Längste titellose Phase der Vereinsgeschichte
Und das wird auch nicht das letzte Mal sein. Während die echten internationalen Top-Klubs in ihren heimischen Ligen praktisch keine Ausrutscher haben und auf unerwartete Niederlagen zumeist bravourös reagieren, bekommt Rapid regelmäßig, nahezu alle paar Wochen, eine Watsch’n, die sich gewaschen hat. Und zwar seit gut acht Jahren. Das ist nämlich der Zeitraum, in dem Rapid keine Souveränität mehr ausstrahlt, sportlich keine deutliche Entwicklung in eine klar erkennbare Richtung aufweist. Schlimmer noch: Rapid wird immer langweiliger. Noch nie zuvor in der 119-jährigen Geschichte war man so lange titellos wie derzeit. Zwischen 1968 und 1982 wurde Rapid 14 Jahre lang nicht Meister, gewann aber immerhin dreimal den ÖFB-Pokal. Die acht titellosen Jahre zwischen 1988 und 1996 schnupfte man schon letztes Jahr, als man phasenweise sogar gegen den Abstieg spielen musste.

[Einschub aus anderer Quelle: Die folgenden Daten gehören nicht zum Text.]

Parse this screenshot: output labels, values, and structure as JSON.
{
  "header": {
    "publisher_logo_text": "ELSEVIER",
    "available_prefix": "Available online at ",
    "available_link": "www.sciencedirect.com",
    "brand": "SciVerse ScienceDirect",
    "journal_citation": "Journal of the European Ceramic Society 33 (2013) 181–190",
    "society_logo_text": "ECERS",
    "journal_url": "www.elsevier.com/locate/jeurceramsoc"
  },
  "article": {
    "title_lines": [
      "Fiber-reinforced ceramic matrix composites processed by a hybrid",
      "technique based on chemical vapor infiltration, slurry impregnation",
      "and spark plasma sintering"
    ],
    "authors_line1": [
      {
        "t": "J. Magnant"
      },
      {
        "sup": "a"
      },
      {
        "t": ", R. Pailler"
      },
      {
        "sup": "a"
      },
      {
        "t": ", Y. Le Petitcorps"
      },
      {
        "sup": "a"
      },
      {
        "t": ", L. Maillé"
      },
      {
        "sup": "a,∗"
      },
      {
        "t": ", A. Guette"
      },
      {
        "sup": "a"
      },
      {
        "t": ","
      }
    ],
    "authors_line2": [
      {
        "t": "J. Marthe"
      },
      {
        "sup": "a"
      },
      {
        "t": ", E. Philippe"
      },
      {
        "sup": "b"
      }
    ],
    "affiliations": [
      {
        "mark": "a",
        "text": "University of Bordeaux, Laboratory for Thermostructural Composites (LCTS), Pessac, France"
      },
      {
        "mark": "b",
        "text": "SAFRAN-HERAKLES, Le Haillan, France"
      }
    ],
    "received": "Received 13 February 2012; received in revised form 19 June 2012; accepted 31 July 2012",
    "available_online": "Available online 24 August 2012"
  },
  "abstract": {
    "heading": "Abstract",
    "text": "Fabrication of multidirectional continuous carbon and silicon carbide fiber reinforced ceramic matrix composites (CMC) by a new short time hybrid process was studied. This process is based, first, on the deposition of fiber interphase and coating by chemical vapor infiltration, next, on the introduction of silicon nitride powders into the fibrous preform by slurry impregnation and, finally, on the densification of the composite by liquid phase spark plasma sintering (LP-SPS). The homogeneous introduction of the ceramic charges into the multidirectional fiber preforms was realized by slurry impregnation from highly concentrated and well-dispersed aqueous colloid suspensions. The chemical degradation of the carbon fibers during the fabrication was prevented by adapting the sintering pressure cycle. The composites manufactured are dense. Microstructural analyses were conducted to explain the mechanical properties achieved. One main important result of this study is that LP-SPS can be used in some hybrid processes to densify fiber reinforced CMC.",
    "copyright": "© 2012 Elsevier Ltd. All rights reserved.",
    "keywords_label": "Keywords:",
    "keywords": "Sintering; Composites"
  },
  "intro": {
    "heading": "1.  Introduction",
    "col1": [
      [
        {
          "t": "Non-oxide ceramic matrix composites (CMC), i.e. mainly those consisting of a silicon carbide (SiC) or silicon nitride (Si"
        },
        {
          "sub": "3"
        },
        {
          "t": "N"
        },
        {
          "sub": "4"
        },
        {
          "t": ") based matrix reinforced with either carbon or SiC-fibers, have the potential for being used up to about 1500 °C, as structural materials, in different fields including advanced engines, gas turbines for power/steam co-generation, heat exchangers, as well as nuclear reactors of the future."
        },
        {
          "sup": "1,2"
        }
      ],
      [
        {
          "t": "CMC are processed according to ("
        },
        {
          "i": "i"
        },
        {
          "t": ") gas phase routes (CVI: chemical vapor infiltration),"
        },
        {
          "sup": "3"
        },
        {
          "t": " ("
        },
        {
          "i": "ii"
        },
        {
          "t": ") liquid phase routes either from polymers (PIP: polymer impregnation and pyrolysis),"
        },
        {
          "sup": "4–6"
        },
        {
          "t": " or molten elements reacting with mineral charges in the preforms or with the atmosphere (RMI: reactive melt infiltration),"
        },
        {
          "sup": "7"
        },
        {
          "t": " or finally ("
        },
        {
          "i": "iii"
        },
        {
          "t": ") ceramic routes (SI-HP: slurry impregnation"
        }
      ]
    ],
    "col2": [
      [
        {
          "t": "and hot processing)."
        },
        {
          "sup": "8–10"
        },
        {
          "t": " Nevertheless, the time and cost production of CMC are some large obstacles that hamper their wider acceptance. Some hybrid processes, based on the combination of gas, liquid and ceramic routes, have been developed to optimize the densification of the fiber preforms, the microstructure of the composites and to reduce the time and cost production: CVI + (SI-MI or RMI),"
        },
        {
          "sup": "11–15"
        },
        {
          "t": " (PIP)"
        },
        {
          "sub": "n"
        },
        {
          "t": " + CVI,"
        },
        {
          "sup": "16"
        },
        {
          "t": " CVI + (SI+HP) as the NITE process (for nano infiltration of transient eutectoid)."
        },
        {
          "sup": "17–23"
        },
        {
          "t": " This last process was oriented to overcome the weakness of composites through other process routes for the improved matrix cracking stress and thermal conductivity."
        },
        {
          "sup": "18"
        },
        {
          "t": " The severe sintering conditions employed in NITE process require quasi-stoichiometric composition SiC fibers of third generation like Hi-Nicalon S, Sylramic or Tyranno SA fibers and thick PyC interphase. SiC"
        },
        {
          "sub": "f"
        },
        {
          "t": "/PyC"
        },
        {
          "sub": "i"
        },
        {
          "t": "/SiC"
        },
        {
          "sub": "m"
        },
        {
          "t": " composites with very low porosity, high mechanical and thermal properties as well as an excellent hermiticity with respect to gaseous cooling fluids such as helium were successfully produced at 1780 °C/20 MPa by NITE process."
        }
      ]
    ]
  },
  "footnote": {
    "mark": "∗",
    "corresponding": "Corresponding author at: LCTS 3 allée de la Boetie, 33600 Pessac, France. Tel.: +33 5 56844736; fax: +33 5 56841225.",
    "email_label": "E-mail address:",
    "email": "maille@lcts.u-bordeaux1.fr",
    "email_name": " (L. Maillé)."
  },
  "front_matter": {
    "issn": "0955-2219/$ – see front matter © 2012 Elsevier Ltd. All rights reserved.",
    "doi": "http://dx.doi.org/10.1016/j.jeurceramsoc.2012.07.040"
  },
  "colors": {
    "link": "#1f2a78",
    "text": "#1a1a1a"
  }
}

Die Basis als schlummernder Vulkan
Rapid ist in seiner jetzigen Form nicht mehr authentisch. Zu viel des eigenen Erbes wird mit Füßen getreten, sowohl spielerisch, als auch politisch. Der hundertste Poolsponsor bringt nichts, wenn der Sport vernachlässigt und jede noch so notwendige Investition zu Tode überdacht wird. Das Resultat ist eine nach wie vor Rapid-unwürdige, mental schwer inkonstante Mannschaft, die von einem durchschnittlichen, nicht ausreichend innovativen Trainer geführt wird. Sämtliche Umbrüche werden „zitzerlweise“ über die Bühne gebracht, anstatt einmal einen richtig harten und womöglich auch riskanten Cut zu machen. Das nächste Resultat dessen – in Kombination mit dem beschriebenen Unmut in der Vereinsperipherie – wird Gleichgültigkeit sein. Und die wird sicher nicht vom Block West ausgehen, sondern von der vernachlässigten Basis des SK Rapid – der Längsseite. Also von den Fans, die im Fanshop einkaufen, Mitglieder sind, Hauptversammlungen besuchen, ihre Kinder mit ins Stadion nehmen. Dass diese Strömungen bereits jetzt anfangen, ist offensichtlich. Wenige Gespräche mit Einzelnen reichen aus, das Echo ist einhellig. Und wenn zu einem unruhigen Block auch noch eine konsternierte Basis hinzukommt, dann wird der Business Plan des großen Zugpferds Rapid nicht aufgehen.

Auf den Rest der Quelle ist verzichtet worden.